ES4 draft: Name

Waldemar Horwat waldemar at
Fri Mar 21 14:40:17 PDT 2008

Lars Hansen wrote:
> The operators |==| and |===| compare as equal two |Name| objects that 
> are separately created from the same (qualifier,identifier) pair; 
> similarly, the operators |!=| and |!==| compare as not equal two |Name| 
> objects that are separately created from (qualifier,identifier) pairs.

This is a non-sequitur.  I agree with the intent, but, as stated this would indicate that:

  !(new Name(123) == new Name("123")) from the first clause

Worse, as written, both
  new Name("abc") == new Name("abc")
  new Name("abc") != new Name("abc")
would be true!

What you want to state instead is that |Name| objects are equal iff their qualifier and identifier properties are equal.
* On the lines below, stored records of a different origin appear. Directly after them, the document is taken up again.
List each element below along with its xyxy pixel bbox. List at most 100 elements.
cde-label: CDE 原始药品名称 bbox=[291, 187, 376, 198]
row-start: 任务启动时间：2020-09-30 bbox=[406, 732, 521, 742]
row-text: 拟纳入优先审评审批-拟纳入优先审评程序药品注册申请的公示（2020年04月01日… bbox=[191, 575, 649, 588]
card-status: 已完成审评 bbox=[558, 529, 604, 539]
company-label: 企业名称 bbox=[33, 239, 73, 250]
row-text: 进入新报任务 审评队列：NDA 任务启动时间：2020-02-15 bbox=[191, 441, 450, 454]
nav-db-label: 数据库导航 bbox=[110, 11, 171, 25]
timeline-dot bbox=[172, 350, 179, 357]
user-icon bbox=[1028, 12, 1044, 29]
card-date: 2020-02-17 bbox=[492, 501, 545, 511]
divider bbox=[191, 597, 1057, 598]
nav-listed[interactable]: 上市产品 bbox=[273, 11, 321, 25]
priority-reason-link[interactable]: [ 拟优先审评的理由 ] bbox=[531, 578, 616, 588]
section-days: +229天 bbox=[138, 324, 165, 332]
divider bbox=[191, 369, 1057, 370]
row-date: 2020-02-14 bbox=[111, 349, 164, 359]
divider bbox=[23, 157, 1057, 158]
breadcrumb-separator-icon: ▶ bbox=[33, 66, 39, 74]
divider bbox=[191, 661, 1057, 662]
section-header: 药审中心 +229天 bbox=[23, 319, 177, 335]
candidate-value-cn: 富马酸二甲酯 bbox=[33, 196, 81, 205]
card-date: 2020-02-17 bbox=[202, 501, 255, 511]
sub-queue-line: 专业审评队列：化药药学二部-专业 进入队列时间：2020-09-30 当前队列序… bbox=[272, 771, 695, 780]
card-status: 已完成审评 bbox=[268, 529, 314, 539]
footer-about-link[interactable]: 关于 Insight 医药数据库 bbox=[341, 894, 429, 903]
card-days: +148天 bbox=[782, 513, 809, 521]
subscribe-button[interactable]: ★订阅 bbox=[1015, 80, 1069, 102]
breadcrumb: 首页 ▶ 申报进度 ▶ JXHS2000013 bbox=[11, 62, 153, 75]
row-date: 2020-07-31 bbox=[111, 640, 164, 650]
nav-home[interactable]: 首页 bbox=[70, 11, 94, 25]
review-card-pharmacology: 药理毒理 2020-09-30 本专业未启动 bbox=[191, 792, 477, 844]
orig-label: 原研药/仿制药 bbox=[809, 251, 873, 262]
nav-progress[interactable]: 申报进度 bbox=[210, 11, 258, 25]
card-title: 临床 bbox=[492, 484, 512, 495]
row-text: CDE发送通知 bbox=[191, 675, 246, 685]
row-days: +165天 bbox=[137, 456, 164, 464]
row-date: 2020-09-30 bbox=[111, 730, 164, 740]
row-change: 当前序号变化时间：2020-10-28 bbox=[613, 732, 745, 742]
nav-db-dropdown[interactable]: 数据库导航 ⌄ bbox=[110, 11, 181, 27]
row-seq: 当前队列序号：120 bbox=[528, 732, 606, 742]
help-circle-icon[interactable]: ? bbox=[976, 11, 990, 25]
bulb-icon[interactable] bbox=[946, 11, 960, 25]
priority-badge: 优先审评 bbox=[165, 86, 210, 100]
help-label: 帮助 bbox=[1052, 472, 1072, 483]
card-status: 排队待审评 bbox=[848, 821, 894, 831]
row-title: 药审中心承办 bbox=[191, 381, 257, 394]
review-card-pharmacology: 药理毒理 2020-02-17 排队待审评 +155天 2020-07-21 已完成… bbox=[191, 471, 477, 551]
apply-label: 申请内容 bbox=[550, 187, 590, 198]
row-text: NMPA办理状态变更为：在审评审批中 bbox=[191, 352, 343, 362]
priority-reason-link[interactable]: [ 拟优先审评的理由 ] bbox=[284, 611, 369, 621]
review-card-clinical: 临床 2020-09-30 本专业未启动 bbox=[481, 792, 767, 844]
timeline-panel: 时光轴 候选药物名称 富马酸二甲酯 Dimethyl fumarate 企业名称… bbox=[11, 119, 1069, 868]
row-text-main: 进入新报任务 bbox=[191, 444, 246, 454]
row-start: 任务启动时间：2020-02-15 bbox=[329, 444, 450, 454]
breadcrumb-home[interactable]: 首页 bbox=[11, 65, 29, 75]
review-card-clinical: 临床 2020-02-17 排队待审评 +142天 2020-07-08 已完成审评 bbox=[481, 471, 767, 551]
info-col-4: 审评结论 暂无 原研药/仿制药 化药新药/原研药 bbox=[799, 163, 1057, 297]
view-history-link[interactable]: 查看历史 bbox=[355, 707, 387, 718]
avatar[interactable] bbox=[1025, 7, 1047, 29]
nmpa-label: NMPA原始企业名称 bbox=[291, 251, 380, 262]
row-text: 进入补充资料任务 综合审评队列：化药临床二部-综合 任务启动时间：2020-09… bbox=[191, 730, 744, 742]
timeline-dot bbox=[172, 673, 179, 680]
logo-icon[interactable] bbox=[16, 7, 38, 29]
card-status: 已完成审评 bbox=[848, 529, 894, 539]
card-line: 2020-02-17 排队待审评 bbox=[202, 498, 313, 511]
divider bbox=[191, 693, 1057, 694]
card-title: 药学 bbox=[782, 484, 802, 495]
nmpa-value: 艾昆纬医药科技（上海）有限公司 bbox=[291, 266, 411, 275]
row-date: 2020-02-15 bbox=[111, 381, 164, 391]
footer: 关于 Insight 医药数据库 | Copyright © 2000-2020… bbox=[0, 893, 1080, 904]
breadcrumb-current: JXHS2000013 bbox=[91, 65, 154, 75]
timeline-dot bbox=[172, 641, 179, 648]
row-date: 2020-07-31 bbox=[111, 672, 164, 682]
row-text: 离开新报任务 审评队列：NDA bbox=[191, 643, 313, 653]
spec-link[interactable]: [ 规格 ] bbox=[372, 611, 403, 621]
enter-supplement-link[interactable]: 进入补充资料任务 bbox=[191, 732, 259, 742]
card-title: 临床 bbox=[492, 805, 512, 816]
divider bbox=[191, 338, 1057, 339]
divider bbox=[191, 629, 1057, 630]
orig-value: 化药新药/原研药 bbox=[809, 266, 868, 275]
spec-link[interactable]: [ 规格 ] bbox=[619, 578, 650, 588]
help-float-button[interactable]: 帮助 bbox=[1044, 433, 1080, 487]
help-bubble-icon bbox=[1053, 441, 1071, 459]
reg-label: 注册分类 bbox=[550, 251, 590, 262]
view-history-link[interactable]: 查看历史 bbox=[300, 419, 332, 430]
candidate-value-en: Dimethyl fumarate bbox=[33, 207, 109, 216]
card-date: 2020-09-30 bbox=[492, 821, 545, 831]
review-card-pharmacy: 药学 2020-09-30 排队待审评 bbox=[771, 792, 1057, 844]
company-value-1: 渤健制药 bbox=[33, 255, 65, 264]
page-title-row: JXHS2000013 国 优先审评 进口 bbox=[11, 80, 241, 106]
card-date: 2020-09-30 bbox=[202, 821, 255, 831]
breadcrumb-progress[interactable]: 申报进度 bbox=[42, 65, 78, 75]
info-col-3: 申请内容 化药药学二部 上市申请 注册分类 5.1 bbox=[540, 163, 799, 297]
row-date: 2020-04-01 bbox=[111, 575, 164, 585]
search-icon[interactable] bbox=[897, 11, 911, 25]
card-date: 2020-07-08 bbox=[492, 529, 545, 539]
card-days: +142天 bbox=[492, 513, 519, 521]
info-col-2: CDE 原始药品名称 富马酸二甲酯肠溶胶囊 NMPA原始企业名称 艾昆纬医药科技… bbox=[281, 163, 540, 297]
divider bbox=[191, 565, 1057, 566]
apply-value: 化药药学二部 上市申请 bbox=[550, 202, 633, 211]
What happens if you call new Name() with either zero or three or more arguments?

var x:Name = new Name(my_namespace, "xyz");
var y:Name = Name(x);

Now x is as you'd expect, but y is a Name whose namespace is null and identifier is "MyNamespace::xyz" (or whatever toString does on x).

The relational operators are broken on Name objects.  For example,

  a <= b

is not equivalent to

  a == b || a < b

For another example, you can have two Name objects for which none of

  a < b, a == b, a > b

is true.  This makes it difficult to sort these, put them into ordered containers, etc.

The counterexamples to these invariants are the very x and y from the prior example :-).